La infausta noticia punzó al mismo tiempo la oreja y la mirada. Fernando lo decía en la pantalla del móvil y Margarita me lo estaba confirmando con su voz rajada: Lichi se había ido. El resto del domingo fue una cascada de cristales rotos. No dejé de acordarme, una y otra vez, del apartamento de la avenida Pacífico donde lo conocí en el 92, de María José chiquita y de las dos ollas, una de frijoles negros y otra de arroz blanco, que cocinaba —yo las vi, no es sólo un mito— para que comieran “algo” quienes lo visitaban cada día, mientras caían fascinados por su locuacidad e ingenio, como moscas en la telaraña.

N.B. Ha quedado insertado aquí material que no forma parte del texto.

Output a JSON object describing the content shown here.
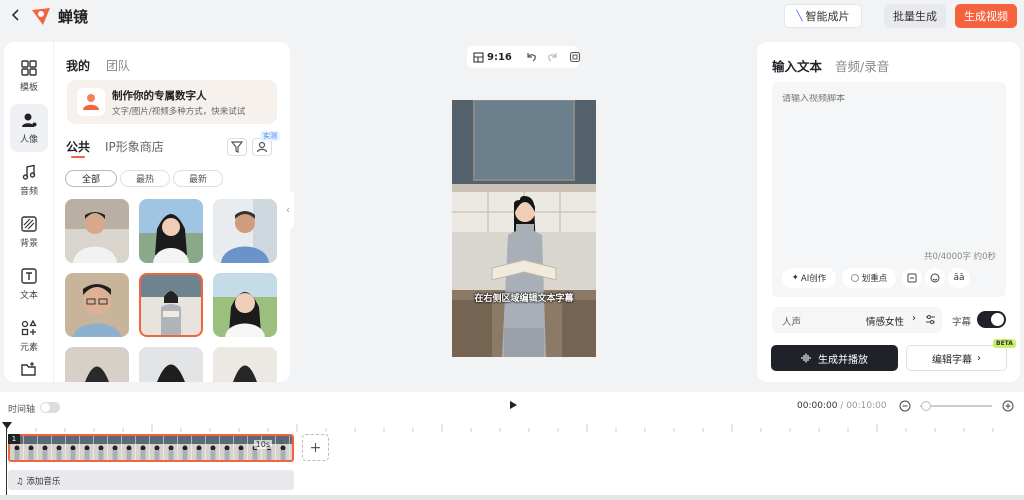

Todas mis memorias de Lichi tienen que ver con su verbo enjundioso, su honda cubanía, esa manera de ser tremendamente amigo, y con los chistes y ocurrencias que soltaba a manojos. Ahora mismo lo recuerdo, por ejemplo, en una de las salas del Centro Cultural Bella Época, entre los presentadores del libro de otro compatriota. Antes de empezar su intervención prometió tratar de ser breve, pero advirtió que debe tenerse sumo cuidado cuando se le da un micrófono a un cubano, porque se corre el riesgo de que se pase cincuenta años hablando sin parar.

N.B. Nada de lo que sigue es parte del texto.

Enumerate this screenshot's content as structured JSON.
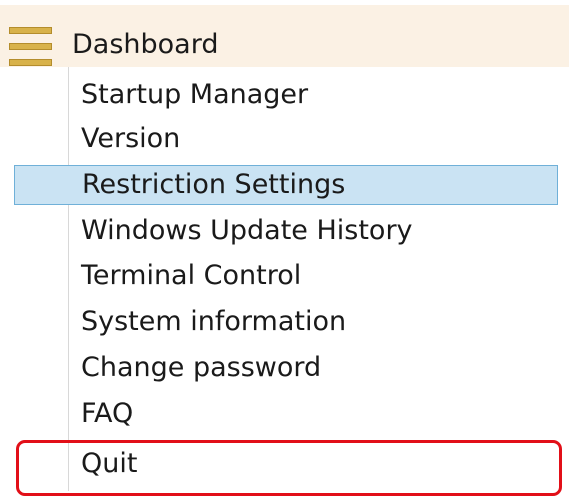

Tres gestos tuvo conmigo —entre tantísimos otros— que hablan de su enorme gentileza. El primero, haberme incluido en la lista de los artistas de la diáspora cubana que cita en su Informe contra mí mismo cuando era apenas una desconocida y recién llegada aprendiz de poeta; el segundo, reproducir en su columna semanal del Milenio algunos fragmentos de un artículo publicado en este Parque del Ajedrez a raíz de la aprobación en España del matrimonio entre personas del mismo sexo; el tercero, confiarme su soneto “Por el barrio chino” para mi Antología de la poesía cubana del exilio:


Huele a semen, de noche, el barrio chino.

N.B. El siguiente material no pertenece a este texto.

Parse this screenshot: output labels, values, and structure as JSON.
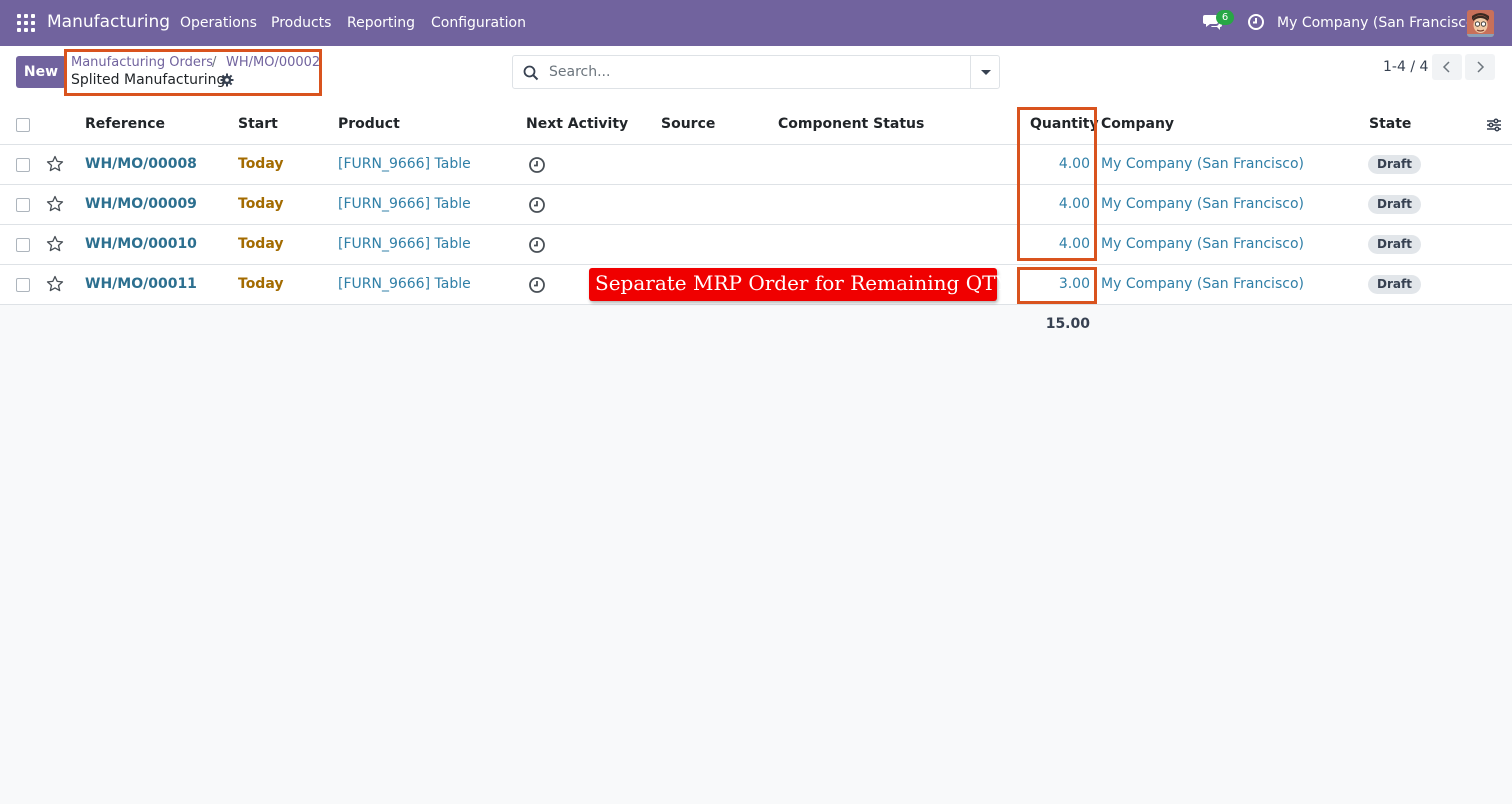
{
  "navbar": {
    "app_name": "Manufacturing",
    "menus": [
      "Operations",
      "Products",
      "Reporting",
      "Configuration"
    ],
    "message_count": "6",
    "company": "My Company (San Francisco)",
    "color": "#71639e"
  },
  "control_panel": {
    "new_label": "New",
    "breadcrumb": [
      "Manufacturing Orders",
      "WH/MO/00002"
    ],
    "breadcrumb_separator": "/",
    "current": "Splited Manufacturing",
    "search_placeholder": "Search...",
    "pager": "1-4 / 4"
  },
  "table": {
    "columns": [
      "Reference",
      "Start",
      "Product",
      "Next Activity",
      "Source",
      "Component Status",
      "Quantity",
      "Company",
      "State"
    ],
    "rows": [
      {
        "reference": "WH/MO/00008",
        "start": "Today",
        "product": "[FURN_9666] Table",
        "source": "",
        "component_status": "",
        "quantity": "4.00",
        "company": "My Company (San Francisco)",
        "state": "Draft"
      },
      {
        "reference": "WH/MO/00009",
        "start": "Today",
        "product": "[FURN_9666] Table",
        "source": "",
        "component_status": "",
        "quantity": "4.00",
        "company": "My Company (San Francisco)",
        "state": "Draft"
      },
      {
        "reference": "WH/MO/00010",
        "start": "Today",
        "product": "[FURN_9666] Table",
        "source": "",
        "component_status": "",
        "quantity": "4.00",
        "company": "My Company (San Francisco)",
        "state": "Draft"
      },
      {
        "reference": "WH/MO/00011",
        "start": "Today",
        "product": "[FURN_9666] Table",
        "source": "",
        "component_status": "",
        "quantity": "3.00",
        "company": "My Company (San Francisco)",
        "state": "Draft"
      }
    ],
    "total_quantity": "15.00"
  },
  "annotation": {
    "callout_text": "Separate MRP Order for Remaining QTY",
    "highlight_color": "#d9531e",
    "callout_color": "#f00000"
  }
}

Cuatro putas usadas se pasean

por la calle. Dos griegos las desean.

Lleva el chulo camisa azul, de lino.


Una señora grita a su vecino,

de balcón a balcón. Su voz se apaga.

¡Cómo sangra la noche por la llaga

del loco y la borracha y su asesino!


Espías, camajanes, atorrantes

se ofrecen a buen precio como amantes.

“Chinito tú, chinita yo, ¡mi chino!”


La noche es una vieja puta enferma.

La basura se mezcla con la esperma.

“Si no vino a templar, ¿para qué vino?”


A fines de 2003 fuimos parte de los convocados por la Universidad de Alicante a un simposio para pedir la libertad del poeta Raúl Rivero y todos los prisioneros de la primavera negra. No olvidaré aquellos desayunos frente al mar, sus anécdotas de la noche habanera que los más jóvenes no conocimos, o de las andanzas de su mítica familia, o de las tramas de su próxima novela. En una de aquellas opíparas cenas de tapas, contaba de un amigo al que cierto extranjero le preguntó, sensiblemente preocupado, qué haríamos los cubanos cuando muriera Fidel; el susodicho respondió: “Enterrarlo, compadre, enterrarlo…” Y el verbo salía de la boca de Lichi con esa erre arrastrada, tan entrañable.

“Tú no me visitas, poeta”, me reclamó, con razón, una de las últimas veces que nos vimos, en la fonda La Cubana de Rolando Brito, ese paraíso del sabor nacional, en todas las acepciones de la frase. Él amaba esa comida de la patria. Guisarla y degustarla, disertar sobre recetas y modos tradicionales de preparación. No recuerdo haber pasado mayor apuro que el día que lo invité a casa junto con otro grupo de amigos de paso por la ciudad. Sudaba frío: ¿Cómo brindarle un congrí como el mío al maestro del congrí? Pero él lo comió cual si de un manjar se tratara, haciéndonos reír de bocado en bocado.

Y aquí nos hemos quedado, Lichi, comiéndonos a bocados —y regurgitándola— esa isla con cuerpo de lagarto que flota en un mar de tamal en cazuela. Hasta que regrese por nosotros la Catrina coqueta de falda larga, sombrero y paraguas, que te colgó de su brazo el domingo pasado. De nuevo nos llevas ventaja. Lo único bueno de esto es que cuando nos reencontremos, ya te sabrás todos los chistes y los chismes sabrosos de aquella orilla y otra vez pasaremos tardes y tardes muertos de risa oyéndote contarlos.